Skenario 2:Â Pasangan yang didukung Jokowi gagal memenangkan Pilpres 2024 dengan cara yang adil dan jujur, karena terlibat dalam intimidasi, politik uang, atau kampanye terselubung. Jokowi harus mengakui kekalahan dan menyerahkan kekuasaan kepada pemenang Pilpres 2024. Namun, Jokowi dapat menghadapi berbagai tuntutan hukum dan mungkin juga kehilangan dukungan politik dan popularitas di mata masyarakat.

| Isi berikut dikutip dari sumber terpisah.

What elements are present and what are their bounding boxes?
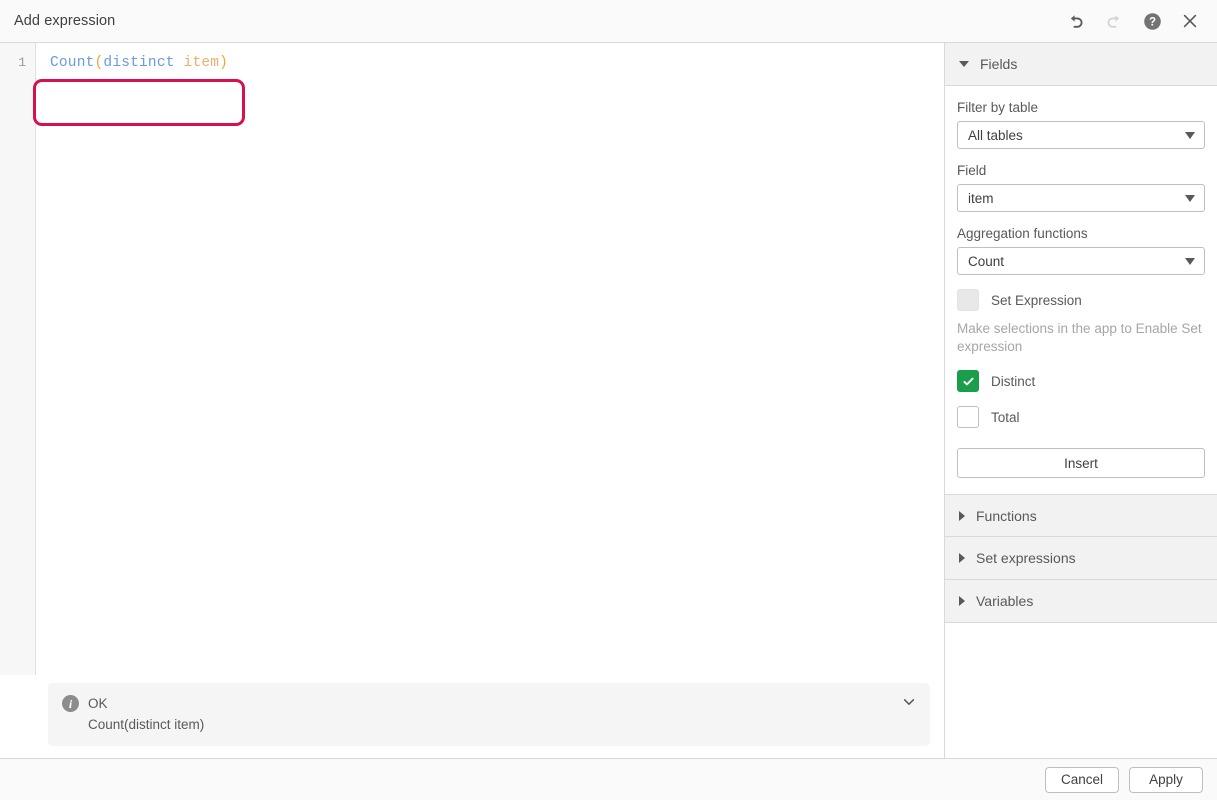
close-icon[interactable] (1177, 8, 1203, 34)
set-expression-checkbox[interactable] (957, 289, 979, 311)
aggregation-functions-label: Aggregation functions (957, 226, 1205, 241)
redo-icon[interactable] (1101, 8, 1127, 34)
status-detail: Count(distinct item) (88, 717, 890, 732)
token-keyword-distinct: distinct (103, 55, 174, 71)
expression-editor-column: 1 Count(distinct item) i OK Count(distin… (0, 43, 945, 758)
chevron-right-icon (959, 596, 965, 606)
line-number: 1 (0, 52, 26, 74)
chevron-down-icon (1185, 195, 1195, 202)
info-icon: i (62, 695, 79, 712)
dialog-header: Add expression ? (0, 0, 1217, 43)
apply-button[interactable]: Apply (1129, 767, 1203, 793)
chevron-down-icon[interactable] (900, 693, 918, 711)
field-select[interactable]: item (957, 184, 1205, 212)
chevron-right-icon (959, 511, 965, 521)
token-close-paren: ) (219, 55, 228, 71)
chevron-down-icon (1185, 258, 1195, 265)
status-bar-wrapper: i OK Count(distinct item) (0, 675, 944, 758)
accordion-header-variables[interactable]: Variables (945, 580, 1217, 623)
accordion-header-functions[interactable]: Functions (945, 494, 1217, 537)
editor-code-area[interactable]: Count(distinct item) (36, 43, 944, 675)
header-actions: ? (1063, 8, 1203, 34)
add-expression-dialog: Add expression ? (0, 0, 1217, 800)
check-icon (962, 375, 975, 388)
distinct-row[interactable]: Distinct (957, 370, 1205, 392)
status-bar-top: i OK (62, 695, 890, 712)
insert-button[interactable]: Insert (957, 448, 1205, 478)
chevron-down-icon (959, 61, 969, 67)
aggregation-functions-select[interactable]: Count (957, 247, 1205, 275)
field-value: item (968, 191, 994, 206)
status-bar: i OK Count(distinct item) (48, 683, 930, 746)
total-checkbox[interactable] (957, 406, 979, 428)
chevron-down-icon (1185, 132, 1195, 139)
expression-line[interactable]: Count(distinct item) (50, 52, 944, 74)
accordion-title-set-expressions: Set expressions (976, 550, 1076, 566)
accordion-title-variables: Variables (976, 593, 1033, 609)
set-expression-helper-text: Make selections in the app to Enable Set… (957, 320, 1205, 356)
accordion-header-fields[interactable]: Fields (945, 43, 1217, 86)
token-function: Count (50, 55, 95, 71)
dialog-footer: Cancel Apply (0, 758, 1217, 800)
accordion-body-fields: Filter by table All tables Field item Ag… (945, 86, 1217, 494)
fields-side-panel: Fields Filter by table All tables Field … (945, 43, 1217, 758)
total-label: Total (991, 410, 1020, 425)
cancel-button[interactable]: Cancel (1045, 767, 1119, 793)
filter-by-table-value: All tables (968, 128, 1023, 143)
page-title: Add expression (14, 13, 1063, 29)
distinct-checkbox[interactable] (957, 370, 979, 392)
accordion-title-functions: Functions (976, 508, 1037, 524)
aggregation-functions-value: Count (968, 254, 1004, 269)
set-expression-label: Set Expression (991, 293, 1082, 308)
editor-gutter: 1 (0, 43, 36, 675)
field-label: Field (957, 163, 1205, 178)
distinct-label: Distinct (991, 374, 1035, 389)
status-badge: OK (88, 696, 108, 711)
expression-editor[interactable]: 1 Count(distinct item) (0, 43, 944, 675)
undo-icon[interactable] (1063, 8, 1089, 34)
total-row[interactable]: Total (957, 406, 1205, 428)
dialog-body: 1 Count(distinct item) i OK Count(distin… (0, 43, 1217, 758)
accordion-title-fields: Fields (980, 56, 1017, 72)
token-space (175, 55, 184, 71)
filter-by-table-label: Filter by table (957, 100, 1205, 115)
set-expression-row[interactable]: Set Expression (957, 289, 1205, 311)
svg-text:?: ? (1148, 16, 1155, 28)
accordion-header-set-expressions[interactable]: Set expressions (945, 537, 1217, 580)
token-field-item: item (184, 55, 220, 71)
chevron-right-icon (959, 553, 965, 563)
filter-by-table-select[interactable]: All tables (957, 121, 1205, 149)
help-icon[interactable]: ? (1139, 8, 1165, 34)
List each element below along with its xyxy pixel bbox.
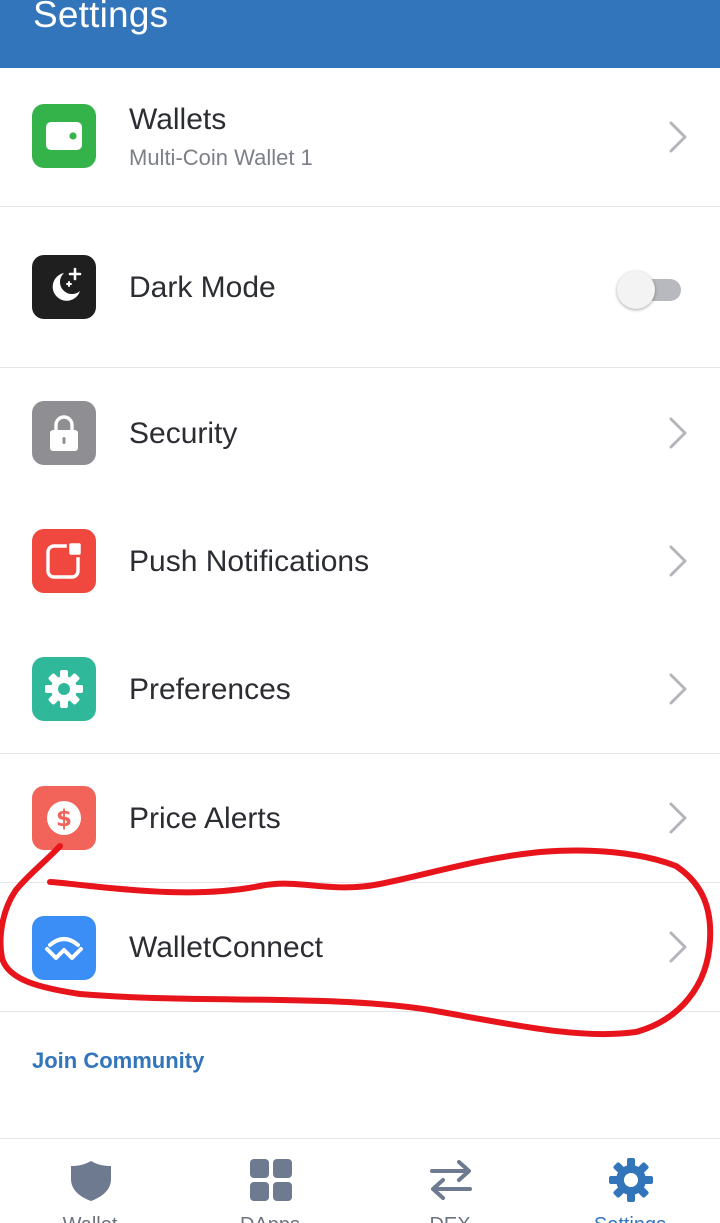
bottom-nav: Wallet DApps DEX: [0, 1138, 720, 1223]
settings-row-label: Push Notifications: [129, 545, 370, 578]
chevron-right-icon: [669, 802, 687, 834]
settings-row-label: Wallets: [129, 103, 227, 136]
settings-row-label: Price Alerts: [129, 802, 281, 835]
lock-icon: [32, 401, 96, 465]
notification-icon: [32, 529, 96, 593]
settings-row-price-alerts[interactable]: $ Price Alerts: [0, 754, 720, 882]
settings-row-walletconnect[interactable]: WalletConnect: [0, 883, 720, 1011]
settings-row-sublabel: Multi-Coin Wallet 1: [129, 145, 313, 170]
nav-item-wallet[interactable]: Wallet: [0, 1139, 180, 1223]
header-bar: Settings: [0, 0, 720, 68]
settings-row-wallets[interactable]: Wallets Multi-Coin Wallet 1: [0, 68, 720, 207]
chevron-right-icon: [669, 417, 687, 449]
swap-arrows-icon: [430, 1160, 472, 1200]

Skenario 3:Â Pasangan yang didukung Jokowi memenangkan Pilpres 2024 secara tidak adil dan tidak jujur, dengan melibatkan intimidasi, politik uang, atau kampanye terselubung. Jokowi dapat melanjutkan pemerintahan dengan cara yang otoriter, represif, dan koruptif. Hal ini dapat menyebabkan gelombang protes dan perlawanan dari berbagai pihak, bahkan bisa saja berujung pada krisis politik dan sosial yang lebih dalam.
Dalam kesimpulan, potensi terjadinya peristiwa serupa dengan yang terjadi pada tahun 1998 jika Jokowi terus menunjukkan sikap cawe-cawe dalam Pilpres 2024 memang patut menjadi perhatian semua pihak. Namun, apakah skenario tersebut akan terjadi atau tidak, hanya waktu yang akan bisa menjawabnya. Hal yang pasti, situasi politik di Indonesia saat ini memerlukan ketelitian dan kepemimpinan yang bijaksana untuk menghindari terjadinya konflik dan krisis yang merugikan bagi negara dan rakyat.